Peter Sznur (67), seorang pensiunan yang tinggal bersama istrinya di lingkungan Wilmersdorf di Berlin, ingin UE mulai lebih fokus pada kebutuhan nyata masyarakat dan berhenti hanya sekedar basa-basi untuk mencapai cita-cita satu Eropa.
“Misalnya, mengapa Jerman harus menutup semua pembangkit listrik tenaga nuklirnya jika mereka membangun sebanyak mungkin pembangkit listrik tenaga nuklir di provinsi tetangganya?” kata Sznur. “Tidak ada gunanya – jika terjadi keruntuhan di Polandia, dampaknya akan sama seperti jika terjadi di negara kita sendiri.”
Sebuah organisasi independen yang berbasis di Brussel, VoteWatch Europe, menganalisis jajak pendapat di seluruh UE dan memperkirakan bahwa partai-partai dari semua kalangan yang menentang Uni Eropa dalam bentuknya saat ini akan memperoleh hingga 30 persen suara keseluruhan (naik dari kurang dari 20 persen suara). pada tahun 2009), yang berarti peningkatan kursi parlemen dari 100 menjadi 180.

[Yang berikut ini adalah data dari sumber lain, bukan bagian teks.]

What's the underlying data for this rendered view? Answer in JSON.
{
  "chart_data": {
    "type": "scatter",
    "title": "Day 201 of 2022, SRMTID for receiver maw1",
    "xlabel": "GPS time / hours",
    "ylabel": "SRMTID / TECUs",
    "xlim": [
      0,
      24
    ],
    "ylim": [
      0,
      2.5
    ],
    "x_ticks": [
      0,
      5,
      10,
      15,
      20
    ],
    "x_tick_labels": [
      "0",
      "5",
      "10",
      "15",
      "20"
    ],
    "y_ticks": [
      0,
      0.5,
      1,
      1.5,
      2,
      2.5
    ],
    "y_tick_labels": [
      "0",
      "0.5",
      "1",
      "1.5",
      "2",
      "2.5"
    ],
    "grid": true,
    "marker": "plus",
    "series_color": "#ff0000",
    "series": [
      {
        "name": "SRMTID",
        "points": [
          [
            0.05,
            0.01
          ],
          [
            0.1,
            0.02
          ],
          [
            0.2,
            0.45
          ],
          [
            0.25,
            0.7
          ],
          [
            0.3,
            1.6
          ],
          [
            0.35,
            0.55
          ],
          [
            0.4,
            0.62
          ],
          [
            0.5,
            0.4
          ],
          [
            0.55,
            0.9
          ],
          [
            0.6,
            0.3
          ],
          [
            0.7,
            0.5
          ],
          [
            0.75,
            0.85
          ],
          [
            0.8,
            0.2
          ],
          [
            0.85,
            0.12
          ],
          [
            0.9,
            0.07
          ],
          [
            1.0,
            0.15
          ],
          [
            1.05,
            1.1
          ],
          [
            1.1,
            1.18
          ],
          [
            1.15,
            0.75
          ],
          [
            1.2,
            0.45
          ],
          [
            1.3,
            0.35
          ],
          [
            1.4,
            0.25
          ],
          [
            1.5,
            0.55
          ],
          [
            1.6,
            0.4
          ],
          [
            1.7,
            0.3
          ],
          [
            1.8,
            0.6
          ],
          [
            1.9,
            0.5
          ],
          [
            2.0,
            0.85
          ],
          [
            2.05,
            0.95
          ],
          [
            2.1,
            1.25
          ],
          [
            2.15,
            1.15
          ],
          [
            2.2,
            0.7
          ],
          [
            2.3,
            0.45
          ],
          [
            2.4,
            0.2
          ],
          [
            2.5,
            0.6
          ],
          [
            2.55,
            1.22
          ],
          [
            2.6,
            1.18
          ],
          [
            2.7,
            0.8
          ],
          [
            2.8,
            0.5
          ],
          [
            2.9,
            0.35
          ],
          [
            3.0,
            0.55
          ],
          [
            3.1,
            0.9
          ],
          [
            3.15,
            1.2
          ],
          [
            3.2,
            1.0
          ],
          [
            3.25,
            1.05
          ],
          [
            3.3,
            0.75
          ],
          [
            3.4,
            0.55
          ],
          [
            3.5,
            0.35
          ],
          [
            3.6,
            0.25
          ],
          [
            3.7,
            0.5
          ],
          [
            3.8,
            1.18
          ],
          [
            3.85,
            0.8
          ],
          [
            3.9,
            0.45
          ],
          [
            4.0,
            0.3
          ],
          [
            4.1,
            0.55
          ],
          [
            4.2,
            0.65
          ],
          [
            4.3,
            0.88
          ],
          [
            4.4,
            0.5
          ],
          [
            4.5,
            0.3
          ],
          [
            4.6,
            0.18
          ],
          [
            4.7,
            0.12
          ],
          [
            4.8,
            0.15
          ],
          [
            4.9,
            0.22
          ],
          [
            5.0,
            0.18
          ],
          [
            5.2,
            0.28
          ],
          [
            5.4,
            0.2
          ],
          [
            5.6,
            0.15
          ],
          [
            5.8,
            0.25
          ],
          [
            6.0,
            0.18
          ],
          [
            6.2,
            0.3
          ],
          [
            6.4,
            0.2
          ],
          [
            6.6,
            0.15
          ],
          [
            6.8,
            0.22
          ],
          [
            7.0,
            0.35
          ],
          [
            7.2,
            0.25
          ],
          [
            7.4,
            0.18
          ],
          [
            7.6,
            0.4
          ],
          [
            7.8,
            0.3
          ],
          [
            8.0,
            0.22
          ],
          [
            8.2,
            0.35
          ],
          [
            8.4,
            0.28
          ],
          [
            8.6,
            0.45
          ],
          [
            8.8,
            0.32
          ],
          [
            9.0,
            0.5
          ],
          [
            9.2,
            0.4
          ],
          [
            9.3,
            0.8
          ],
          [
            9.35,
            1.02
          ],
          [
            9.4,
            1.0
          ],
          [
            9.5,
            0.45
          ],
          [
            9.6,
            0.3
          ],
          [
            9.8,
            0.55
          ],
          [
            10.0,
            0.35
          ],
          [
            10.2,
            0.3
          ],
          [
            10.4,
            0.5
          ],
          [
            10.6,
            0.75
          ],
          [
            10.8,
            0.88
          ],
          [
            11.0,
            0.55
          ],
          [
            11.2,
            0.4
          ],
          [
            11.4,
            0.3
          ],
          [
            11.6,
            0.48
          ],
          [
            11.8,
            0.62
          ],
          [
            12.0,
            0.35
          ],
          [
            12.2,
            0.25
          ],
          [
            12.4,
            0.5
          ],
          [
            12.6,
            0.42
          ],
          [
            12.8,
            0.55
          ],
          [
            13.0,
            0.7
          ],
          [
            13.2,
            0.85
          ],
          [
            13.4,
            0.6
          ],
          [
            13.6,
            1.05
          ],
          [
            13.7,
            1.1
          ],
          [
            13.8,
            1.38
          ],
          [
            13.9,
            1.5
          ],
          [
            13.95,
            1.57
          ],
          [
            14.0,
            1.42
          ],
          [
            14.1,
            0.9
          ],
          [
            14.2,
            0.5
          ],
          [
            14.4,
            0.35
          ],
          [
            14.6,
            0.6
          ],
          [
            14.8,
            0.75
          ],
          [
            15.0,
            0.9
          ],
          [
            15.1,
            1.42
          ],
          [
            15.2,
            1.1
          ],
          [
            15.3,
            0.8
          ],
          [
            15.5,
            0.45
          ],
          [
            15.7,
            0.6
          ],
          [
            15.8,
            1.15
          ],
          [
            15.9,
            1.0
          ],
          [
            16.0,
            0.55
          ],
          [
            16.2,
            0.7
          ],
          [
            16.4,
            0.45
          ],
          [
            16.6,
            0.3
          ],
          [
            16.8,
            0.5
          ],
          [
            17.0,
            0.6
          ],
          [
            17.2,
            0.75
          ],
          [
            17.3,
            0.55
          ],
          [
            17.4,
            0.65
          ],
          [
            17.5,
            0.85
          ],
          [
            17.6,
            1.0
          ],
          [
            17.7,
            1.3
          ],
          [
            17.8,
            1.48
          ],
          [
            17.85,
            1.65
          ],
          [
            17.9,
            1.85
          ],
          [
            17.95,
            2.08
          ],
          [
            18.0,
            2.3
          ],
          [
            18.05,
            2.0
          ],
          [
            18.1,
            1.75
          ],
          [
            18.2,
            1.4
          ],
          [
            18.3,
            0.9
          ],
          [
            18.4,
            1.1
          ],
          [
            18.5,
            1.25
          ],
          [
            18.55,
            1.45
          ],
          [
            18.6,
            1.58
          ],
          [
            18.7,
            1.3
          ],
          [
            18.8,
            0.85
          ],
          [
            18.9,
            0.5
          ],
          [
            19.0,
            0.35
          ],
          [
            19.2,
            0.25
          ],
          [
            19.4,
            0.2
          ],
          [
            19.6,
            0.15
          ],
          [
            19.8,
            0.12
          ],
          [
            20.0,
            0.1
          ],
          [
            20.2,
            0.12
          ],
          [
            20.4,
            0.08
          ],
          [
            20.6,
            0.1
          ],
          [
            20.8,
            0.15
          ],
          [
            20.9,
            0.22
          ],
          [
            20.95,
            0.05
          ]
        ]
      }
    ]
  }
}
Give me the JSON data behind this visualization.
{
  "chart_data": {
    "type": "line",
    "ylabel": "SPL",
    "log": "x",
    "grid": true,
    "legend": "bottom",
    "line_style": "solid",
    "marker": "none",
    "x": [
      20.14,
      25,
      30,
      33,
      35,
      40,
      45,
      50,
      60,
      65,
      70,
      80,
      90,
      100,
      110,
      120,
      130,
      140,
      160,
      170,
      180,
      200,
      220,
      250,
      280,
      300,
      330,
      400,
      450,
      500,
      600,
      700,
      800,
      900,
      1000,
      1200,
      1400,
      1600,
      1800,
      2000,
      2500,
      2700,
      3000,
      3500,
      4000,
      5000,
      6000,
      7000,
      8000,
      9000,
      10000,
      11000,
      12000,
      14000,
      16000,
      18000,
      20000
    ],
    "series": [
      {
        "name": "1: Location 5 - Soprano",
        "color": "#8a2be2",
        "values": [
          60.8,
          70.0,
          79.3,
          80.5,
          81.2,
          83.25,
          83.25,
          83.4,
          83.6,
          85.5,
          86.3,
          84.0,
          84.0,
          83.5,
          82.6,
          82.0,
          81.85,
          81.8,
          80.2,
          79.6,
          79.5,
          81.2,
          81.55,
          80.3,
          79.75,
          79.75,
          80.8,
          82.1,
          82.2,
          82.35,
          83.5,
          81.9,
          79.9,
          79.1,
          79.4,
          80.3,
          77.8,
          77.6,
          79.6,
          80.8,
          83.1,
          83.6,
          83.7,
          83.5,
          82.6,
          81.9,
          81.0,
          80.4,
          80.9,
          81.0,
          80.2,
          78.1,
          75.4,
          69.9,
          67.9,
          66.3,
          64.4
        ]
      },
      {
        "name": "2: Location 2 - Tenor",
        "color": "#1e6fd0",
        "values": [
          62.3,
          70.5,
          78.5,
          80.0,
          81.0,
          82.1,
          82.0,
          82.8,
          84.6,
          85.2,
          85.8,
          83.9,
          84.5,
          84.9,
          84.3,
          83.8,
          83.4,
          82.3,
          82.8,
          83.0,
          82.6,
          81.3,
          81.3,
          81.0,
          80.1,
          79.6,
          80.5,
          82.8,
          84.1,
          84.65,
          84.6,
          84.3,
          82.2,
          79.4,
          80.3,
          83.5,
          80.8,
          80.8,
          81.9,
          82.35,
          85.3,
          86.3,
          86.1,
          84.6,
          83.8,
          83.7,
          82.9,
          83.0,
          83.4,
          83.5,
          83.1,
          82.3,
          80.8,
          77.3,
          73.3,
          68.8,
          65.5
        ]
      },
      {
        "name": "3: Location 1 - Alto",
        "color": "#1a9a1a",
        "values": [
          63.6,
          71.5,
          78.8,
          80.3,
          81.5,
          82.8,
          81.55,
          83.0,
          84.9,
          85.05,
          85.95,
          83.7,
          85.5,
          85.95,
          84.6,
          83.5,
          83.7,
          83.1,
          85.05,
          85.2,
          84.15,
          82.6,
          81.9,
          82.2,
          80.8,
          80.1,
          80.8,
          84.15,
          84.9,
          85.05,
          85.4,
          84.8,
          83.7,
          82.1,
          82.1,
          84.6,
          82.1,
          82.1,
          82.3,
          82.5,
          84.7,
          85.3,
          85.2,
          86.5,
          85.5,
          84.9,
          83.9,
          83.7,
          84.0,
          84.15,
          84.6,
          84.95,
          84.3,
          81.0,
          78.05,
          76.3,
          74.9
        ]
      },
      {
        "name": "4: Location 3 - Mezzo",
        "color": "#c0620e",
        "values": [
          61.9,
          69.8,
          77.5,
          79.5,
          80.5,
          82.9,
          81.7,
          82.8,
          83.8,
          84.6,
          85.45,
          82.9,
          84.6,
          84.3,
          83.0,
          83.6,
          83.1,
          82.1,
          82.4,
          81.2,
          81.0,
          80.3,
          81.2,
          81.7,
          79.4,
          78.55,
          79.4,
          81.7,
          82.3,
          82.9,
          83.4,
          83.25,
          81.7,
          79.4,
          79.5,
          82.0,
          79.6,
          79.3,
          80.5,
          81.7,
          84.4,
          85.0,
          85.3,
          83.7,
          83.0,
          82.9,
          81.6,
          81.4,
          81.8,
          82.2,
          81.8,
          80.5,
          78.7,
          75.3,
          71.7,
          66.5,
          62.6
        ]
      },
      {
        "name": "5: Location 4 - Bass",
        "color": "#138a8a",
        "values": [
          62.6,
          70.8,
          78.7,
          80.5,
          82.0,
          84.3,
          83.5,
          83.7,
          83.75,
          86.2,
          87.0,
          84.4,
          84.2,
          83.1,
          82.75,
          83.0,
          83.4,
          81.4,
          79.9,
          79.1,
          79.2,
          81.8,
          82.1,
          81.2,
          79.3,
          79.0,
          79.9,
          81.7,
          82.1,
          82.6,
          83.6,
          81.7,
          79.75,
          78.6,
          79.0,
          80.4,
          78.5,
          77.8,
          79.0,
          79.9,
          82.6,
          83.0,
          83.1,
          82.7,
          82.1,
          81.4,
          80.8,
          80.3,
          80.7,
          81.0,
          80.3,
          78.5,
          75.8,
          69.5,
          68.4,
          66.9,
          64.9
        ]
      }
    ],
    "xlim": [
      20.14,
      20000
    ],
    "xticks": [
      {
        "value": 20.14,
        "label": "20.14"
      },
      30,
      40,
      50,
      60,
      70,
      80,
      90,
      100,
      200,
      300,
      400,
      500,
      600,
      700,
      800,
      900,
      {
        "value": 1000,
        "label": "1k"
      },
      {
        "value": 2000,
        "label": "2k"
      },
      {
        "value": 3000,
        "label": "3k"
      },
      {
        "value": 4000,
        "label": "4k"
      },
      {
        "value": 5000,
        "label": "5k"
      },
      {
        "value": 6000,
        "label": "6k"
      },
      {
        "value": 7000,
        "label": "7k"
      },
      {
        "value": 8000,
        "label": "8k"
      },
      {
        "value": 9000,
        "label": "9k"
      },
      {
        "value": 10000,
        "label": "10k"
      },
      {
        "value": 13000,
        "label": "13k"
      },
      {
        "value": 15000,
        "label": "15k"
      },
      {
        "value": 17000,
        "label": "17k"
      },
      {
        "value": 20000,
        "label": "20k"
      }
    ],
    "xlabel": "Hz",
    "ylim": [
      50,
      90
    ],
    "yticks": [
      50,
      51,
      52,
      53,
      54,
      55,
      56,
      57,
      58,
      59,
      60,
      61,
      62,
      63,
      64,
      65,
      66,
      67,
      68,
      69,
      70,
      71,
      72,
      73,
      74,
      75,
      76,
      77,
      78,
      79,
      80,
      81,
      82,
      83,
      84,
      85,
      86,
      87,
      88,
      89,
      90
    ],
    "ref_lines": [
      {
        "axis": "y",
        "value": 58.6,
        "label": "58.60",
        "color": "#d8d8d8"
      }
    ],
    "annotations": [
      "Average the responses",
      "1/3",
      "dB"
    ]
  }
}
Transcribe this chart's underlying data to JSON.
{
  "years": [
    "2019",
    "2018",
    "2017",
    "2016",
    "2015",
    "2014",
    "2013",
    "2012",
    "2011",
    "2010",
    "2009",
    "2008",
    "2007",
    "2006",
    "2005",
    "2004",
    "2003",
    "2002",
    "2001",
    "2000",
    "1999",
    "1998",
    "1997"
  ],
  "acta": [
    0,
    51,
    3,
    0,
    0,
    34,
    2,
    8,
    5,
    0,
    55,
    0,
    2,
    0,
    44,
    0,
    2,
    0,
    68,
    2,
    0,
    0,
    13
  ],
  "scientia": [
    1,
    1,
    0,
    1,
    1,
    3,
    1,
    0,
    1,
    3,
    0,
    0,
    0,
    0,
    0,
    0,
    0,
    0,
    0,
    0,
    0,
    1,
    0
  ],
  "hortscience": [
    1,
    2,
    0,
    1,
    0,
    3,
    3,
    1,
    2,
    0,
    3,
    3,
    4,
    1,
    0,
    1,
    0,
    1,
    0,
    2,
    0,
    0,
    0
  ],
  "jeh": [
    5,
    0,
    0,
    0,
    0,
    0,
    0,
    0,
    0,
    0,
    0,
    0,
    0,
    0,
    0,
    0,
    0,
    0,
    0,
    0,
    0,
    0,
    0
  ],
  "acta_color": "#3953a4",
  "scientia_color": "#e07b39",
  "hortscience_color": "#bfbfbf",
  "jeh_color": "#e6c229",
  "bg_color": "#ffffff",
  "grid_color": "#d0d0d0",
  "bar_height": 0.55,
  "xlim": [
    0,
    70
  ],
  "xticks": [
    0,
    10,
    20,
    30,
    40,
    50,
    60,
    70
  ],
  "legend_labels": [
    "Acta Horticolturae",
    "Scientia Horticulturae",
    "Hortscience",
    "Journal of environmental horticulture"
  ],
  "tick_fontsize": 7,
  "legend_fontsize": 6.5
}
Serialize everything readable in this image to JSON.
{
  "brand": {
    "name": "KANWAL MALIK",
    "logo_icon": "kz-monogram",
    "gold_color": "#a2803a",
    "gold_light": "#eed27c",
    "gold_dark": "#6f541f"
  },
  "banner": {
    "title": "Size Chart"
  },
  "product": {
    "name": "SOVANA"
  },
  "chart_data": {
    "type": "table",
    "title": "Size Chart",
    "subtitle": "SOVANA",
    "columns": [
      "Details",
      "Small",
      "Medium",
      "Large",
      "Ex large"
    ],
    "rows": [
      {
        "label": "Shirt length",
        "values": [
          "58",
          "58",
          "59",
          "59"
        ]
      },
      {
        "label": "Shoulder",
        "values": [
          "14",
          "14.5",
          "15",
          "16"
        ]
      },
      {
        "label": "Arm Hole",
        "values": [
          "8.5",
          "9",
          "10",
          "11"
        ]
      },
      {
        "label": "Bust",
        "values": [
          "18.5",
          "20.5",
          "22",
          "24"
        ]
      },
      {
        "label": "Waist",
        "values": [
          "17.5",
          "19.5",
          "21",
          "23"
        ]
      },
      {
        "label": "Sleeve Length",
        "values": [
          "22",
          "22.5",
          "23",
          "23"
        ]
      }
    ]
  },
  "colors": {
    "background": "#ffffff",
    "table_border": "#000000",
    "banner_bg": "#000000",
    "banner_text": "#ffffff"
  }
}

Apakah hal ini cukup untuk mengubah arah UE? Janis Emmanouilidis, direktur studi di Pusat Kebijakan Eropa, sebuah wadah pemikir di Brussel, ragu-ragu.
“Bahkan jika kinerja mereka lebih baik dibandingkan tahun 2009, seberapa besar pengaruhnya terhadap pembuatan kebijakan?” dia berkata. “Saya kira peran mereka di Parlemen Eropa tidak akan sekuat itu karena mereka begitu beragam. Saya kira akan menjadi masalah bagi mereka untuk bersatu.”
Wilders, pendiri dan pemimpin Partij voor Vrijheid di Belanda, memperkirakan akan terjadi perubahan besar, dan tidak hanya di UE, tetapi juga dalam politik nasional negara-negara anggotanya.
“Kesamaan yang kita miliki adalah kita menginginkan lebih sedikit transfer – bahkan repatriasi – hak kedaulatan atas ibu kota negara kita dibandingkan ke Zona Euro,” kata Wilders tentang pihak-pihak yang menentang Uni Eropa seperti sekarang. “Apa pun yang menginginkan lebih banyak kekuatan, ingin mengeluarkan lebih banyak uang untuk negara-negara seperti Yunani atau negara lain, atau menginginkan lebih banyak negara untuk bergabung dengan Zona Euro – itulah yang ingin kami hentikan.”
____
Penulis Associated Press di seluruh Eropa berkontribusi pada laporan ini.